My original complaint: “Soul betrays its audience by (a) encouraging them to identify with and believe in Joe Gardner‘s long-denied dream about becoming a jazz musician instead of a frustrated middle-school music teacher, only to (b) pull the rug out on Joe’s dream in Act Three and end things with Joe feeling uncertain about what he really wants to do with his remaining time on earth. Possibly jazz, possibly teaching…who knows?
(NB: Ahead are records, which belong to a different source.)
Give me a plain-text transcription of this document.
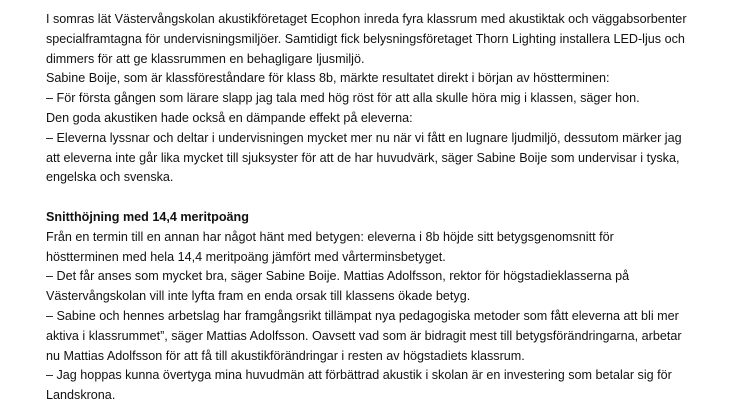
I somras lät Västervångskolan akustikföretaget Ecophon inreda fyra klassrum med akustiktak och väggabsorbenter
specialframtagna för undervisningsmiljöer. Samtidigt fick belysningsföretaget Thorn Lighting installera LED-ljus och
dimmers för att ge klassrummen en behagligare ljusmiljö.
Sabine Boije, som är klassföreståndare för klass 8b, märkte resultatet direkt i början av höstterminen:
– För första gången som lärare slapp jag tala med hög röst för att alla skulle höra mig i klassen, säger hon.
Den goda akustiken hade också en dämpande effekt på eleverna:
– Eleverna lyssnar och deltar i undervisningen mycket mer nu när vi fått en lugnare ljudmiljö, dessutom märker jag
att eleverna inte går lika mycket till sjuksyster för att de har huvudvärk, säger Sabine Boije som undervisar i tyska,
engelska och svenska.
Snitthöjning med 14,4 meritpoäng
Från en termin till en annan har något hänt med betygen: eleverna i 8b höjde sitt betygsgenomsnitt för
höstterminen med hela 14,4 meritpoäng jämfört med vårterminsbetyget.
– Det får anses som mycket bra, säger Sabine Boije. Mattias Adolfsson, rektor för högstadieklasserna på
Västervångskolan vill inte lyfta fram en enda orsak till klassens ökade betyg.
– Sabine och hennes arbetslag har framgångsrikt tillämpat nya pedagogiska metoder som fått eleverna att bli mer
aktiva i klassrummet”, säger Mattias Adolfsson. Oavsett vad som är bidragit mest till betygsförändringarna, arbetar
nu Mattias Adolfsson för att få till akustikförändringar i resten av högstadiets klassrum.
– Jag hoppas kunna övertyga mina huvudmän att förbättrad akustik i skolan är en investering som betalar sig för
Landskrona.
“And what of our jazz-loving protagonist changing his mind at the last minute so he can save Tina Fey’s ’22’? I hated that. A major audience betrayal. I didn’t hate that he cared for and wanted to save 22, of course, but his whole big dream is to escape the perceived mediocrity of being a middle-school music teacher. We’re encouraged to identify with his quest to become a real musician and to share the joy of being in the groove.

“And then, after interminable delays, temporary blockages and goofy complications, he finally gets to play with the hot jazz group. And finally, all is well.
But then Joe changes his mind! He decides to go back to the celestial nether realm to ‘save’ 22 from her hellish deflated existence, and in so doing sacrifices (according to the Great Before rules) his own chance at life.

“And THEN the Picasso-like powers-that-be decide to bend the rules because he’s inspired them.

“And THEN when he’s back on planet earth Joe is STILL not sure what really matters to him. Will he continue to gig with the jazz group? Or will he embrace his full-tine teaching job? He’s not sure, but one thing he’s ABSOLUTELY sure of is that he’s going to treasure each & every day of his life from then on.”